Choveram de orações sobre o rapazinho, que suava e ardia
em febre, soluçando até a alma (esse tinha alma). E, debaixo de tanto apelo, no
final escapou.
“O Pedrinho melhorou! Foi Deus! Foi Deus! Graças a Deus! Graças
a Deus!”. Comemoravam os moradores da vila, tanto crentes quanto católicos,
dançando alegremente na pracinha central, cujas entradas das igrejas se olhavam
e se abriam, mas nunca se engoliam.
“Santa ignorância! Foi o soro antiofídico que eu peguei
lá na cidade, semana passada”. Pensou alto, encostado na porta de sua
farmacinha, enquanto observava a alegria pelo “milagre”.
Alguns dias depois um pau caiu bem na cabeça do Seu
Mazinho. Que jeito? Foi só uma... Morreu na hora.
“Será que Deus não gostava do Seu Mazinho do mesmo tanto
que gostava daquele rapazinho que a cobra mordeu?”. A pergunta saiu espontânea,
mas em tom de deboche para alguns que o ouviam.
Embora católicos e evangélicos não se cheirem em muitas
partes da fé, deram ao ateu a mesma resposta, a mesma resposta oca para quem
procura a razão e não a fé: “Foi feita a vontade de Deus.

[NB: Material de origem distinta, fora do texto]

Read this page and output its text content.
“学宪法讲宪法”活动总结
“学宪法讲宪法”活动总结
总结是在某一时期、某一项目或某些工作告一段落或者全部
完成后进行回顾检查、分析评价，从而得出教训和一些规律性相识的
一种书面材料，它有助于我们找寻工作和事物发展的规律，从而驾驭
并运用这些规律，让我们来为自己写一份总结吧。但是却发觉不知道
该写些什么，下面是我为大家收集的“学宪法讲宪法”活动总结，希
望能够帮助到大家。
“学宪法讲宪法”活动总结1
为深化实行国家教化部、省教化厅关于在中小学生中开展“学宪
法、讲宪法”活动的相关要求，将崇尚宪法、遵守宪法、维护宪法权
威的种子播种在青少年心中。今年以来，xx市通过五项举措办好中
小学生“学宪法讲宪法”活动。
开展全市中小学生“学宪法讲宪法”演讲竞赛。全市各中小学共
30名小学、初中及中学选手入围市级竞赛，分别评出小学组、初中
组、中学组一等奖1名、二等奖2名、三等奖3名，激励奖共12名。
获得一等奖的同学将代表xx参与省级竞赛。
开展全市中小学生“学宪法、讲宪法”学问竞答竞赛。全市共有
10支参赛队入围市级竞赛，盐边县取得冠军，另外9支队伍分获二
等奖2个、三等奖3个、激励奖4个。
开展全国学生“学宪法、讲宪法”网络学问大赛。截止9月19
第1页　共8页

Se Deus o levou é
porque era chegada sua hora. Os desígnios de Deus transcendem a vontade do
homem...” Enfim, todas aquelas explicações que, para muitos, não servem para
nada.
E quanto mais se passavam os dias, mas suas certezas se
consolidavam.
Assim como o mesmo sol que amolece a manteiga, endurece o
barro, os mesmos acontecimentos que faziam uns crerem com mais fervor o faziam
descrer mais ainda.
Homem de impenetrável coração, via os dias fugirem entre
seus dedos e sumirem nas estrelas que luziam a pequena vila.
Deus, religiões, rezas, orações eram exemplos puros da
ignorância coletiva que permeava a alma dos rasos de mente, que não conseguiam
ver a vida, além das páginas finas da Bíblia e dos limites da vila.

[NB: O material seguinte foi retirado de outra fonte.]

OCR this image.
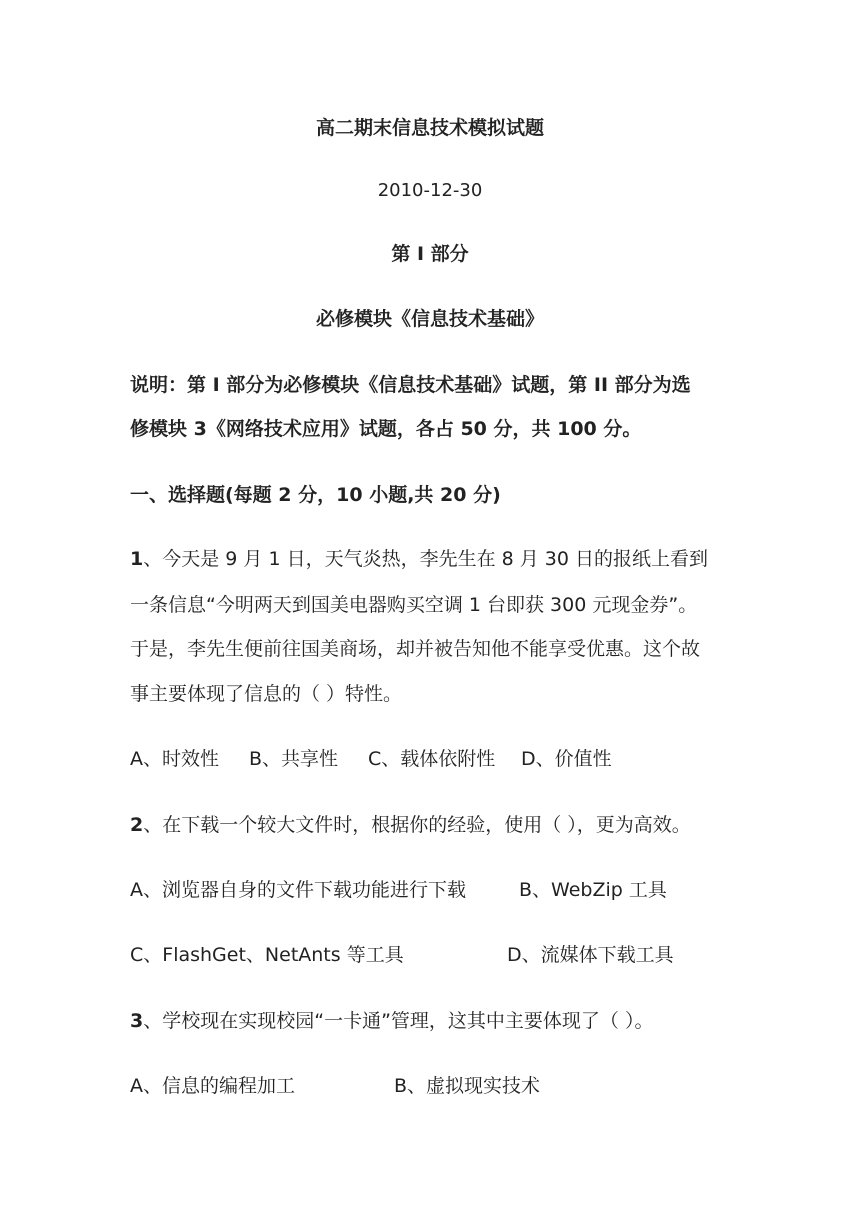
高二期末信息技术模拟试题
2010-12-30
第 I 部分
必修模块《信息技术基础》
说明：第 I 部分为必修模块《信息技术基础》试题，第 II 部分为选
修模块 3《网络技术应用》试题，各占 50 分，共 100 分。
一、选择题(每题 2 分，10 小题,共 20 分)
1、今天是 9 月 1 日，天气炎热，李先生在 8 月 30 日的报纸上看到
一条信息“今明两天到国美电器购买空调 1 台即获 300 元现金券”。
于是，李先生便前往国美商场，却并被告知他不能享受优惠。这个故
事主要体现了信息的（ ）特性。
A、时效性 B、共享性 C、载体依附性 D、价值性
2、在下载一个较大文件时，根据你的经验，使用（ ），更为高效。
A、浏览器自身的文件下载功能进行下载	B、WebZip 工具
C、FlashGet、NetAnts 等工具	D、流媒体下载工具
3、学校现在实现校园“一卡通”管理，这其中主要体现了（ ）。
A、信息的编程加工	B、虚拟现实技术
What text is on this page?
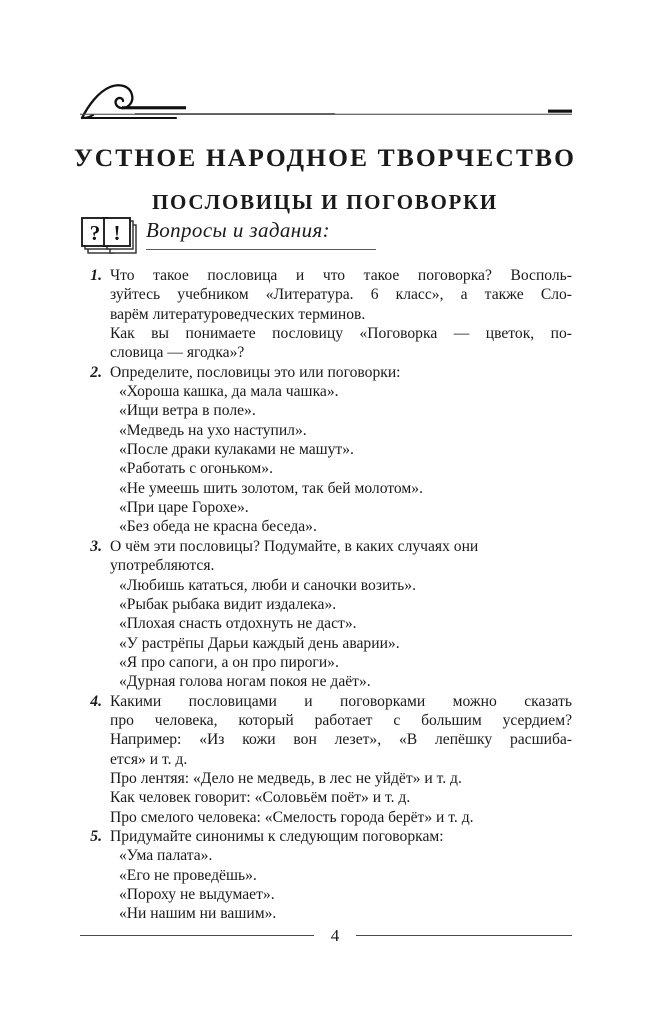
УСТНОЕ НАРОДНОЕ ТВОРЧЕСТВО
ПОСЛОВИЦЫ И ПОГОВОРКИ
? ! Вопросы и задания:
1. Что такое пословица и что такое поговорка? Восполь-
зуйтесь учебником «Литература. 6 класс», а также Сло-
варём литературоведческих терминов.
Как вы понимаете пословицу «Поговорка — цветок, по-
словица — ягодка»?
2. Определите, пословицы это или поговорки:
«Хороша кашка, да мала чашка».
«Ищи ветра в поле».
«Медведь на ухо наступил».
«После драки кулаками не машут».
«Работать с огоньком».
«Не умеешь шить золотом, так бей молотом».
«При царе Горохе».
«Без обеда не красна беседа».
3. О чём эти пословицы? Подумайте, в каких случаях они
употребляются.
«Любишь кататься, люби и саночки возить».
«Рыбак рыбака видит издалека».
«Плохая снасть отдохнуть не даст».
«У растрёпы Дарьи каждый день аварии».
«Я про сапоги, а он про пироги».
«Дурная голова ногам покоя не даёт».
4. Какими пословицами и поговорками можно сказать
про человека, который работает с большим усердием?
Например: «Из кожи вон лезет», «В лепёшку расшиба-
ется» и т. д.
Про лентяя: «Дело не медведь, в лес не уйдёт» и т. д.
Как человек говорит: «Соловьём поёт» и т. д.
Про смелого человека: «Смелость города берёт» и т. д.
5. Придумайте синонимы к следующим поговоркам:
«Ума палата».
«Его не проведёшь».
«Пороху не выдумает».
«Ни нашим ни вашим».
4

Até que um dia algo aconteceu – e sempre acontece, senão
a vida não teria sentido.
Pedrinho (aquele mesmo da mordida de cobra) entrou
correndo na farmácia. Esbaforido e trêmulo, pediu urgente o diurético pra
aplicar na veia da avó. “Rápido, rápido, se não ela morre”.

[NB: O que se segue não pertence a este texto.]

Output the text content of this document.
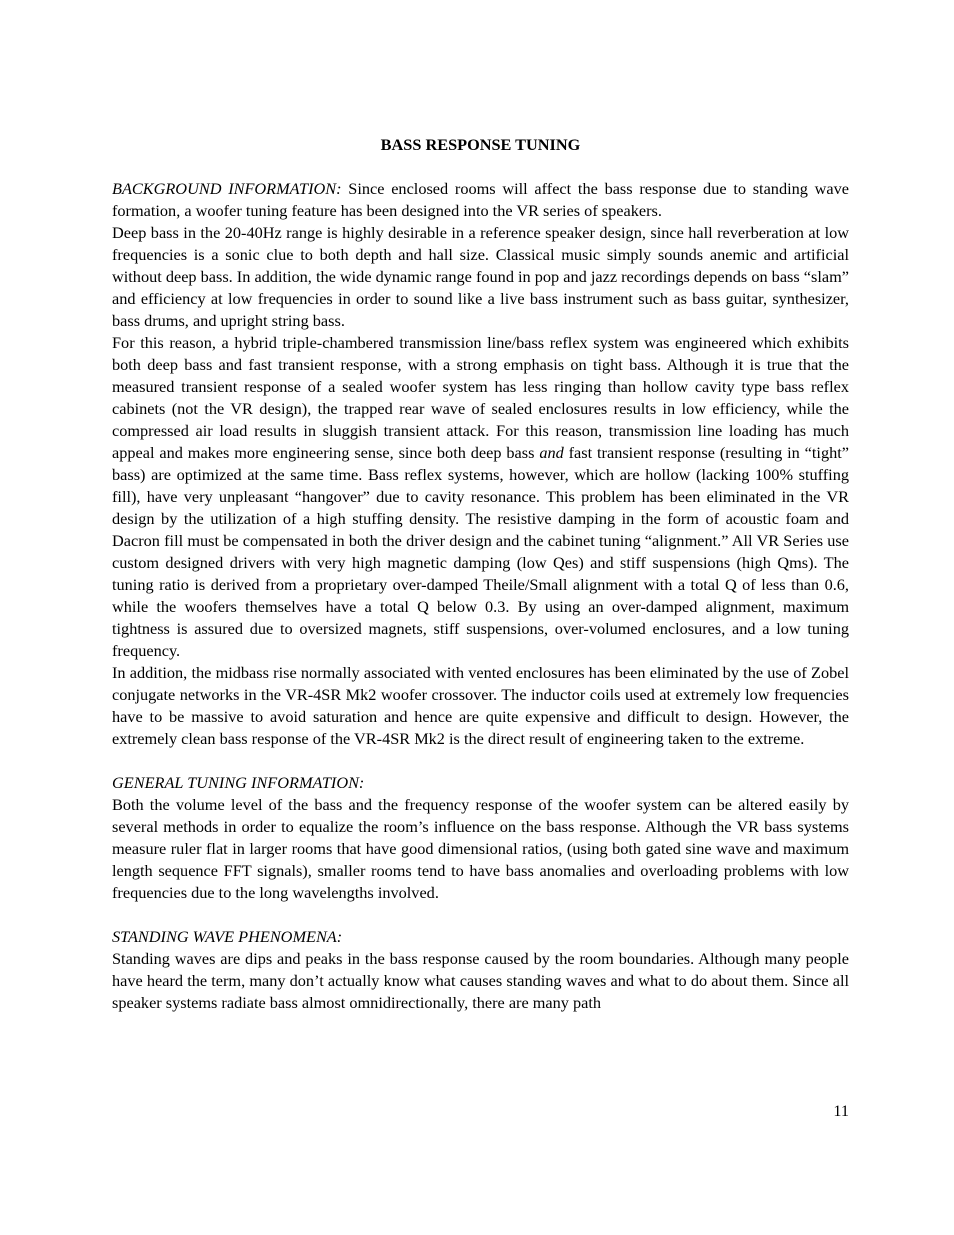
BASS RESPONSE TUNING

BACKGROUND INFORMATION: Since enclosed rooms will affect the bass response due to standing wave formation, a woofer tuning feature has been designed into the VR series of speakers.

Deep bass in the 20-40Hz range is highly desirable in a reference speaker design, since hall reverberation at low frequencies is a sonic clue to both depth and hall size. Classical music simply sounds anemic and artificial without deep bass. In addition, the wide dynamic range found in pop and jazz recordings depends on bass “slam” and efficiency at low frequencies in order to sound like a live bass instrument such as bass guitar, synthesizer, bass drums, and upright string bass.

For this reason, a hybrid triple-chambered transmission line/bass reflex system was engineered which exhibits both deep bass and fast transient response, with a strong emphasis on tight bass. Although it is true that the measured transient response of a sealed woofer system has less ringing than hollow cavity type bass reflex cabinets (not the VR design), the trapped rear wave of sealed enclosures results in low efficiency, while the compressed air load results in sluggish transient attack. For this reason, transmission line loading has much appeal and makes more engineering sense, since both deep bass and fast transient response (resulting in “tight” bass) are optimized at the same time. Bass reflex systems, however, which are hollow (lacking 100% stuffing fill), have very unpleasant “hangover” due to cavity resonance. This problem has been eliminated in the VR design by the utilization of a high stuffing density. The resistive damping in the form of acoustic foam and Dacron fill must be compensated in both the driver design and the cabinet tuning “alignment.” All VR Series use custom designed drivers with very high magnetic damping (low Qes) and stiff suspensions (high Qms). The tuning ratio is derived from a proprietary over-damped Theile/Small alignment with a total Q of less than 0.6, while the woofers themselves have a total Q below 0.3. By using an over-damped alignment, maximum tightness is assured due to oversized magnets, stiff suspensions, over-volumed enclosures, and a low tuning frequency.

In addition, the midbass rise normally associated with vented enclosures has been eliminated by the use of Zobel conjugate networks in the VR-4SR Mk2 woofer crossover. The inductor coils used at extremely low frequencies have to be massive to avoid saturation and hence are quite expensive and difficult to design. However, the extremely clean bass response of the VR-4SR Mk2 is the direct result of engineering taken to the extreme.

GENERAL TUNING INFORMATION:

Both the volume level of the bass and the frequency response of the woofer system can be altered easily by several methods in order to equalize the room’s influence on the bass response. Although the VR bass systems measure ruler flat in larger rooms that have good dimensional ratios, (using both gated sine wave and maximum length sequence FFT signals), smaller rooms tend to have bass anomalies and overloading problems with low frequencies due to the long wavelengths involved.

STANDING WAVE PHENOMENA:

Standing waves are dips and peaks in the bass response caused by the room boundaries. Although many people have heard the term, many don’t actually know what causes standing waves and what to do about them. Since all speaker systems radiate bass almost omnidirectionally, there are many path

11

O descrente homem olhava para a face amarelada do garoto
e via ao fundo o cavalo apeado, aguardando o retorno urgente.
De imediato, entregou o frasco para o jovem, que nem
pagou. Saiu correndo, montou no cavalo e foi. “Depois eu pago!”
“Vai ligeiro, menino! Pensa nisso não; vai salvar a tua
avó!”.
Virou-se e foi fechar a geladeira onde guardava soros e
diuréticos. Quase caiu de susto. Deu frio na espinha, ficou da cor de uma folha
de papel.
Ao invés de dar o diurético ao rapaz, deu-lhe soro.
Acontece que soro nesses casos é mortal.
O problema da avó do menino – e isso ele sabia bem – era um
edema agudo. As veias do pulmão ficam cheias de sangue, porque o coração não
consegue bombear. E se fosse injetado soro na veia dela, era mais líquido no
corpo. Só piorava tudo. Era sentença de morte.
Terrivelmente assolado pela desgraça certa que ajudara
involuntariamente a acontecer, correu pro meio da rua, mas até onde a vista
alcançou, não achou nem a poeira do cavalo. O diabo da velha morava afastado da
vila uma meia légua.
Telefone não tinha, cavalo ali perto também não. Correr
até lá era que não dava tempo mesmo.
O que fazer?
A quem pedir?
Era domingo de manhã. Nem gente na rua tinha.
Ficou tonto; o desespero esvaziou seu corpo de movimentos
e a cabeça de idéias.
Olhou para o céu e viu um azul cortado por uma bolha de
água salgada presa entre suas pálpebras tremidas; caiu no chão de joelhos.
“Meu Deus! Eu não acredito que você exista, mas se, por
um acaso, você existe mesmo, desça desse pedestal ridículo e me ajude, ajude
essa pobre velhinha. Por favor, meu Deus, se você existe, me prove!”.
No exato momento em que, aos brados, terminava a oração –
a primeira depois de décadas – ouviu o galope do cavalo. Era o moleque
voltando.
“Seu Abraão, me ajuda de novo. O frasco do remédio caiu e
se espatifou nas pedras. Arranja outro aí”.
“Mas que coincidência, rapaz. Tava pensando em você agora mesmo”.